Another thing that makes navigating corrections in this market so difficult is that, instead of having intraday washouts that allow you to enter into panic, we end up with overnight bounces that force you to chase if you want in. It often seems that as soon as you take some prudent stop losses, the market immediately turns and goes right back up.
The indexers and buy-and-hold bulls think that it is arrogant for anyone to believe they can outperform by timing the market. In recent years it has often felt that way, but as we have deeper and more volatile corrections, the advantages of active trading will come to the forefront again.

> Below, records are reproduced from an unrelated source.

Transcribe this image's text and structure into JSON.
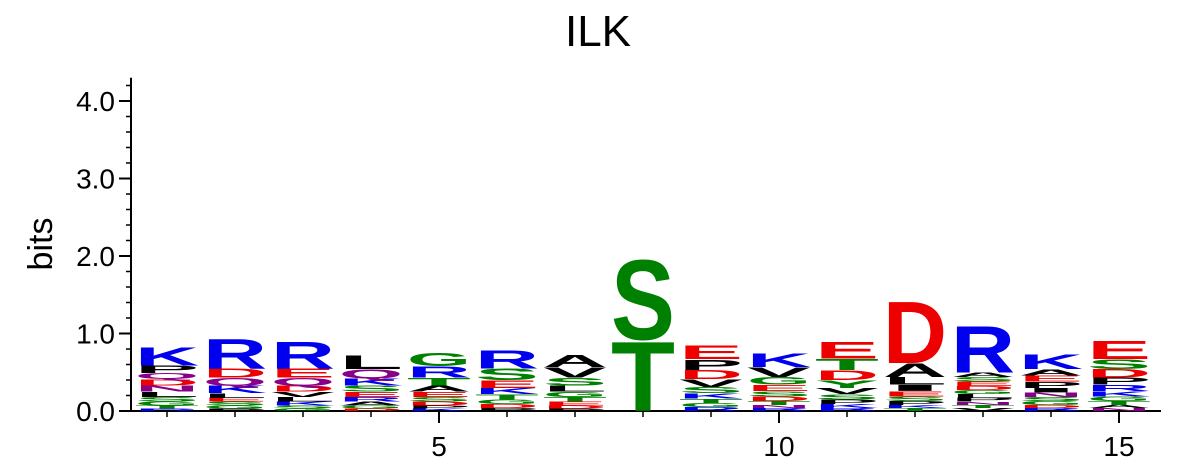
{
  "chart_data": {
    "type": "sequence-logo",
    "title": "ILK",
    "ylabel": "bits",
    "xlabel": "",
    "ylim": [
      0,
      4.3
    ],
    "y_ticks": [
      "0.0",
      "1.0",
      "2.0",
      "3.0",
      "4.0"
    ],
    "x_ticks": [
      "5",
      "10",
      "15"
    ],
    "positions": [
      {
        "pos": 1,
        "stack": [
          {
            "letter": "K",
            "height": 0.24,
            "color": "#0000ee"
          },
          {
            "letter": "P",
            "height": 0.1,
            "color": "#000000"
          },
          {
            "letter": "Q",
            "height": 0.08,
            "color": "#880088"
          },
          {
            "letter": "D",
            "height": 0.08,
            "color": "#ee0000"
          },
          {
            "letter": "N",
            "height": 0.08,
            "color": "#880088"
          },
          {
            "letter": "L",
            "height": 0.07,
            "color": "#000000"
          },
          {
            "letter": "S",
            "height": 0.06,
            "color": "#008000"
          },
          {
            "letter": "G",
            "height": 0.05,
            "color": "#008000"
          },
          {
            "letter": "T",
            "height": 0.04,
            "color": "#008000"
          },
          {
            "letter": "R",
            "height": 0.03,
            "color": "#0000ee"
          }
        ]
      },
      {
        "pos": 2,
        "stack": [
          {
            "letter": "R",
            "height": 0.4,
            "color": "#0000ee"
          },
          {
            "letter": "D",
            "height": 0.12,
            "color": "#ee0000"
          },
          {
            "letter": "Q",
            "height": 0.1,
            "color": "#880088"
          },
          {
            "letter": "K",
            "height": 0.1,
            "color": "#0000ee"
          },
          {
            "letter": "L",
            "height": 0.06,
            "color": "#000000"
          },
          {
            "letter": "E",
            "height": 0.05,
            "color": "#ee0000"
          },
          {
            "letter": "S",
            "height": 0.05,
            "color": "#008000"
          },
          {
            "letter": "G",
            "height": 0.04,
            "color": "#008000"
          },
          {
            "letter": "P",
            "height": 0.03,
            "color": "#000000"
          }
        ]
      },
      {
        "pos": 3,
        "stack": [
          {
            "letter": "R",
            "height": 0.36,
            "color": "#0000ee"
          },
          {
            "letter": "E",
            "height": 0.12,
            "color": "#ee0000"
          },
          {
            "letter": "Q",
            "height": 0.1,
            "color": "#880088"
          },
          {
            "letter": "D",
            "height": 0.08,
            "color": "#ee0000"
          },
          {
            "letter": "V",
            "height": 0.07,
            "color": "#000000"
          },
          {
            "letter": "L",
            "height": 0.06,
            "color": "#000000"
          },
          {
            "letter": "K",
            "height": 0.05,
            "color": "#0000ee"
          },
          {
            "letter": "S",
            "height": 0.04,
            "color": "#008000"
          },
          {
            "letter": "G",
            "height": 0.03,
            "color": "#008000"
          }
        ]
      },
      {
        "pos": 4,
        "stack": [
          {
            "letter": "L",
            "height": 0.18,
            "color": "#000000"
          },
          {
            "letter": "Q",
            "height": 0.12,
            "color": "#880088"
          },
          {
            "letter": "K",
            "height": 0.09,
            "color": "#0000ee"
          },
          {
            "letter": "S",
            "height": 0.08,
            "color": "#008000"
          },
          {
            "letter": "E",
            "height": 0.07,
            "color": "#ee0000"
          },
          {
            "letter": "R",
            "height": 0.06,
            "color": "#0000ee"
          },
          {
            "letter": "A",
            "height": 0.05,
            "color": "#000000"
          },
          {
            "letter": "G",
            "height": 0.04,
            "color": "#008000"
          },
          {
            "letter": "D",
            "height": 0.03,
            "color": "#ee0000"
          }
        ]
      },
      {
        "pos": 5,
        "stack": [
          {
            "letter": "G",
            "height": 0.17,
            "color": "#008000"
          },
          {
            "letter": "R",
            "height": 0.15,
            "color": "#0000ee"
          },
          {
            "letter": "T",
            "height": 0.1,
            "color": "#008000"
          },
          {
            "letter": "A",
            "height": 0.08,
            "color": "#000000"
          },
          {
            "letter": "E",
            "height": 0.07,
            "color": "#ee0000"
          },
          {
            "letter": "S",
            "height": 0.06,
            "color": "#008000"
          },
          {
            "letter": "D",
            "height": 0.05,
            "color": "#ee0000"
          },
          {
            "letter": "P",
            "height": 0.04,
            "color": "#000000"
          },
          {
            "letter": "K",
            "height": 0.03,
            "color": "#0000ee"
          }
        ]
      },
      {
        "pos": 6,
        "stack": [
          {
            "letter": "R",
            "height": 0.24,
            "color": "#0000ee"
          },
          {
            "letter": "S",
            "height": 0.15,
            "color": "#008000"
          },
          {
            "letter": "E",
            "height": 0.1,
            "color": "#ee0000"
          },
          {
            "letter": "K",
            "height": 0.08,
            "color": "#0000ee"
          },
          {
            "letter": "T",
            "height": 0.07,
            "color": "#008000"
          },
          {
            "letter": "G",
            "height": 0.06,
            "color": "#008000"
          },
          {
            "letter": "D",
            "height": 0.05,
            "color": "#ee0000"
          },
          {
            "letter": "P",
            "height": 0.04,
            "color": "#000000"
          }
        ]
      },
      {
        "pos": 7,
        "stack": [
          {
            "letter": "A",
            "height": 0.16,
            "color": "#000000"
          },
          {
            "letter": "V",
            "height": 0.14,
            "color": "#000000"
          },
          {
            "letter": "S",
            "height": 0.1,
            "color": "#008000"
          },
          {
            "letter": "L",
            "height": 0.08,
            "color": "#000000"
          },
          {
            "letter": "G",
            "height": 0.07,
            "color": "#008000"
          },
          {
            "letter": "T",
            "height": 0.06,
            "color": "#008000"
          },
          {
            "letter": "E",
            "height": 0.05,
            "color": "#ee0000"
          },
          {
            "letter": "D",
            "height": 0.04,
            "color": "#ee0000"
          },
          {
            "letter": "P",
            "height": 0.03,
            "color": "#000000"
          }
        ]
      },
      {
        "pos": 8,
        "stack": [
          {
            "letter": "S",
            "height": 1.06,
            "color": "#008000"
          },
          {
            "letter": "T",
            "height": 0.92,
            "color": "#008000"
          }
        ]
      },
      {
        "pos": 9,
        "stack": [
          {
            "letter": "E",
            "height": 0.18,
            "color": "#ee0000"
          },
          {
            "letter": "P",
            "height": 0.14,
            "color": "#000000"
          },
          {
            "letter": "D",
            "height": 0.12,
            "color": "#ee0000"
          },
          {
            "letter": "V",
            "height": 0.1,
            "color": "#000000"
          },
          {
            "letter": "S",
            "height": 0.08,
            "color": "#008000"
          },
          {
            "letter": "K",
            "height": 0.07,
            "color": "#0000ee"
          },
          {
            "letter": "T",
            "height": 0.06,
            "color": "#008000"
          },
          {
            "letter": "G",
            "height": 0.05,
            "color": "#008000"
          },
          {
            "letter": "R",
            "height": 0.05,
            "color": "#0000ee"
          }
        ]
      },
      {
        "pos": 10,
        "stack": [
          {
            "letter": "K",
            "height": 0.18,
            "color": "#0000ee"
          },
          {
            "letter": "V",
            "height": 0.13,
            "color": "#000000"
          },
          {
            "letter": "G",
            "height": 0.1,
            "color": "#008000"
          },
          {
            "letter": "E",
            "height": 0.08,
            "color": "#ee0000"
          },
          {
            "letter": "S",
            "height": 0.07,
            "color": "#008000"
          },
          {
            "letter": "D",
            "height": 0.06,
            "color": "#ee0000"
          },
          {
            "letter": "T",
            "height": 0.05,
            "color": "#008000"
          },
          {
            "letter": "N",
            "height": 0.04,
            "color": "#880088"
          },
          {
            "letter": "R",
            "height": 0.04,
            "color": "#0000ee"
          }
        ]
      },
      {
        "pos": 11,
        "stack": [
          {
            "letter": "E",
            "height": 0.22,
            "color": "#ee0000"
          },
          {
            "letter": "T",
            "height": 0.15,
            "color": "#008000"
          },
          {
            "letter": "D",
            "height": 0.13,
            "color": "#ee0000"
          },
          {
            "letter": "Y",
            "height": 0.1,
            "color": "#008000"
          },
          {
            "letter": "V",
            "height": 0.08,
            "color": "#000000"
          },
          {
            "letter": "S",
            "height": 0.07,
            "color": "#008000"
          },
          {
            "letter": "P",
            "height": 0.06,
            "color": "#000000"
          },
          {
            "letter": "K",
            "height": 0.05,
            "color": "#0000ee"
          },
          {
            "letter": "R",
            "height": 0.04,
            "color": "#0000ee"
          }
        ]
      },
      {
        "pos": 12,
        "stack": [
          {
            "letter": "D",
            "height": 0.82,
            "color": "#ee0000"
          },
          {
            "letter": "A",
            "height": 0.18,
            "color": "#000000"
          },
          {
            "letter": "L",
            "height": 0.1,
            "color": "#000000"
          },
          {
            "letter": "I",
            "height": 0.08,
            "color": "#000000"
          },
          {
            "letter": "E",
            "height": 0.07,
            "color": "#ee0000"
          },
          {
            "letter": "S",
            "height": 0.06,
            "color": "#008000"
          },
          {
            "letter": "P",
            "height": 0.05,
            "color": "#000000"
          },
          {
            "letter": "K",
            "height": 0.04,
            "color": "#0000ee"
          },
          {
            "letter": "T",
            "height": 0.04,
            "color": "#008000"
          }
        ]
      },
      {
        "pos": 13,
        "stack": [
          {
            "letter": "R",
            "height": 0.62,
            "color": "#0000ee"
          },
          {
            "letter": "A",
            "height": 0.06,
            "color": "#000000"
          },
          {
            "letter": "S",
            "height": 0.06,
            "color": "#008000"
          },
          {
            "letter": "E",
            "height": 0.06,
            "color": "#ee0000"
          },
          {
            "letter": "D",
            "height": 0.05,
            "color": "#ee0000"
          },
          {
            "letter": "G",
            "height": 0.05,
            "color": "#008000"
          },
          {
            "letter": "L",
            "height": 0.05,
            "color": "#000000"
          },
          {
            "letter": "P",
            "height": 0.05,
            "color": "#000000"
          },
          {
            "letter": "N",
            "height": 0.04,
            "color": "#880088"
          },
          {
            "letter": "T",
            "height": 0.04,
            "color": "#008000"
          },
          {
            "letter": "V",
            "height": 0.04,
            "color": "#000000"
          }
        ]
      },
      {
        "pos": 14,
        "stack": [
          {
            "letter": "K",
            "height": 0.2,
            "color": "#0000ee"
          },
          {
            "letter": "A",
            "height": 0.08,
            "color": "#000000"
          },
          {
            "letter": "E",
            "height": 0.08,
            "color": "#ee0000"
          },
          {
            "letter": "P",
            "height": 0.08,
            "color": "#000000"
          },
          {
            "letter": "I",
            "height": 0.06,
            "color": "#000000"
          },
          {
            "letter": "N",
            "height": 0.06,
            "color": "#880088"
          },
          {
            "letter": "S",
            "height": 0.05,
            "color": "#008000"
          },
          {
            "letter": "G",
            "height": 0.05,
            "color": "#008000"
          },
          {
            "letter": "D",
            "height": 0.04,
            "color": "#ee0000"
          },
          {
            "letter": "R",
            "height": 0.04,
            "color": "#0000ee"
          }
        ]
      },
      {
        "pos": 15,
        "stack": [
          {
            "letter": "E",
            "height": 0.24,
            "color": "#ee0000"
          },
          {
            "letter": "S",
            "height": 0.13,
            "color": "#008000"
          },
          {
            "letter": "D",
            "height": 0.11,
            "color": "#ee0000"
          },
          {
            "letter": "P",
            "height": 0.09,
            "color": "#000000"
          },
          {
            "letter": "R",
            "height": 0.08,
            "color": "#0000ee"
          },
          {
            "letter": "K",
            "height": 0.07,
            "color": "#0000ee"
          },
          {
            "letter": "G",
            "height": 0.06,
            "color": "#008000"
          },
          {
            "letter": "T",
            "height": 0.05,
            "color": "#008000"
          },
          {
            "letter": "A",
            "height": 0.04,
            "color": "#000000"
          },
          {
            "letter": "N",
            "height": 0.04,
            "color": "#880088"
          }
        ]
      }
    ]
  }
}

Timing the market and playing corrections is never going to be simple, but if you want to produce superior results that is the key. Good stock picking will take you part of the way, but managing the market and positions is how you beat the indices.
We have a bounce this morning and the mood is better, but I'm concerned about the potential of failed bounces before we find a bottom. Don't be too fast to assume the worst is over. We are oversold and due for some relief but the potential for another leg down is quite high.